Published: lunes 01 octubre, 2018

Al igual que el té blanco, no hay registros oficiales que puedan identificar cuándo se hizo el primer té oolong. El folklore popular, sin embargo, atribuye los orígenes y la historia del té oolong a un humilde productor de té de la dinastía Qing de China. Las leyendas proclaman que una tarde de la noche, después de un día de desplume, el productor de té, en su camino de regreso, fue distraído por un ciervo. Se olvidó de procesar las hojas ese día, como resultado de lo cual, comenzaron a marchitarse y oxidarse naturalmente.

En lugar de dejar que estas hojas se desperdicien, decidió procesarlas de todos modos, pero dado que ya habían comenzado a ponerse marrones, las sometió a un poco más de oxidación.

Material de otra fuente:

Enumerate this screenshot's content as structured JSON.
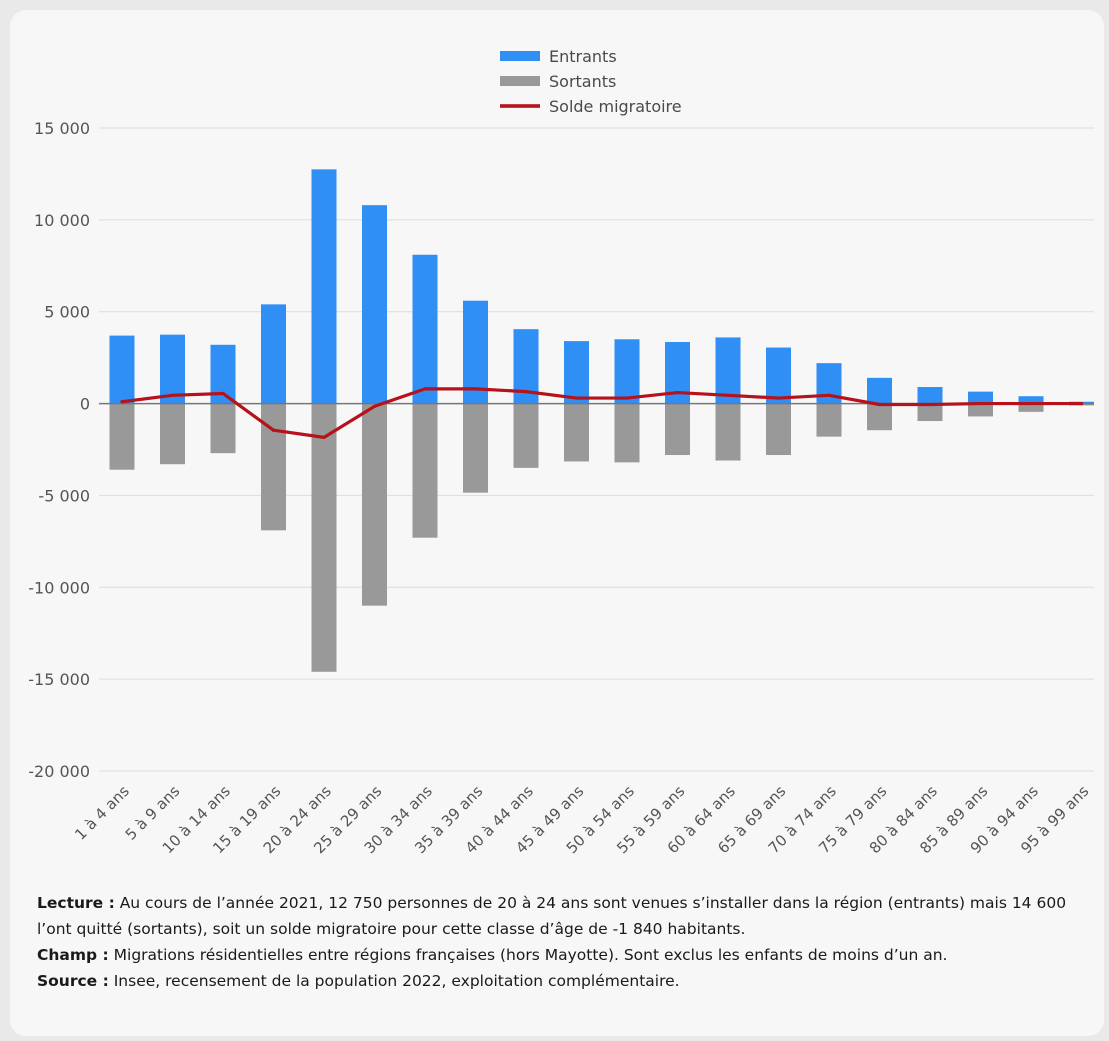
{
  "chart_data": {
    "type": "bar",
    "categories": [
      "1 à 4 ans",
      "5 à 9 ans",
      "10 à 14 ans",
      "15 à 19 ans",
      "20 à 24 ans",
      "25 à 29 ans",
      "30 à 34 ans",
      "35 à 39 ans",
      "40 à 44 ans",
      "45 à 49 ans",
      "50 à 54 ans",
      "55 à 59 ans",
      "60 à 64 ans",
      "65 à 69 ans",
      "70 à 74 ans",
      "75 à 79 ans",
      "80 à 84 ans",
      "85 à 89 ans",
      "90 à 94 ans",
      "95 à 99 ans"
    ],
    "series": [
      {
        "name": "Entrants",
        "type": "bar",
        "color": "#2f8ff5",
        "values": [
          3700,
          3750,
          3200,
          5400,
          12750,
          10800,
          8100,
          5600,
          4050,
          3400,
          3500,
          3350,
          3600,
          3050,
          2200,
          1400,
          900,
          650,
          400,
          100
        ]
      },
      {
        "name": "Sortants",
        "type": "bar",
        "color": "#999999",
        "values": [
          -3600,
          -3300,
          -2700,
          -6900,
          -14600,
          -11000,
          -7300,
          -4850,
          -3500,
          -3150,
          -3200,
          -2800,
          -3100,
          -2800,
          -1800,
          -1450,
          -950,
          -700,
          -450,
          -100
        ]
      },
      {
        "name": "Solde migratoire",
        "type": "line",
        "color": "#b5121b",
        "values": [
          100,
          450,
          550,
          -1450,
          -1840,
          -150,
          800,
          800,
          650,
          300,
          300,
          600,
          450,
          300,
          450,
          -50,
          -50,
          0,
          0,
          0
        ]
      }
    ],
    "ylim": [
      -20000,
      15000
    ],
    "yticks": [
      15000,
      10000,
      5000,
      0,
      -5000,
      -10000,
      -15000,
      -20000
    ],
    "ytick_labels": [
      "15 000",
      "10 000",
      "5 000",
      "0",
      "-5 000",
      "-10 000",
      "-15 000",
      "-20 000"
    ],
    "legend_position": "top-center",
    "grid": true
  },
  "notes": {
    "lecture_label": "Lecture :",
    "lecture_text": " Au cours de l’année 2021, 12 750 personnes de 20 à 24 ans sont venues s’installer dans la région (entrants) mais 14 600 l’ont quitté (sortants), soit un solde migratoire pour cette classe d’âge de -1 840 habitants.",
    "champ_label": "Champ :",
    "champ_text": " Migrations résidentielles entre régions françaises (hors Mayotte). Sont exclus les enfants de moins d’un an.",
    "source_label": "Source :",
    "source_text": " Insee, recensement de la population 2022, exploitation complémentaire."
  }
}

El té resultante era similar a un té negro pero sin el amargor, y carecía de la fuerza tánica. Era más suave, más dulce y fragante. Llamó a este té después de él, el Wu Long.

En mandarín, Wu Long también significa Black Dragon, que es otro nombre de él.

Otra teoría atribuye los orígenes del té oolong a la dinastía Tang y el concepto entonces popular de otorgar té de tributo al emperador. El té tributo (conocido como Beiyuan) se presentaba típicamente en forma de un ladrillo (que comprende tés oscuros) que estaba sellado con un sello del fénix o el dragón. Cuando el concepto de tés de ladrillo pasó de moda, los tés que se convirtieron en ladrillos se produjeron y vendieron sueltos. Estos tés ahora tenían los rodamientos de un té oolong: se oxidaban de forma natural en una cesta de bambú, se enrollaban en pequeños rizos y se horneaban en un horno.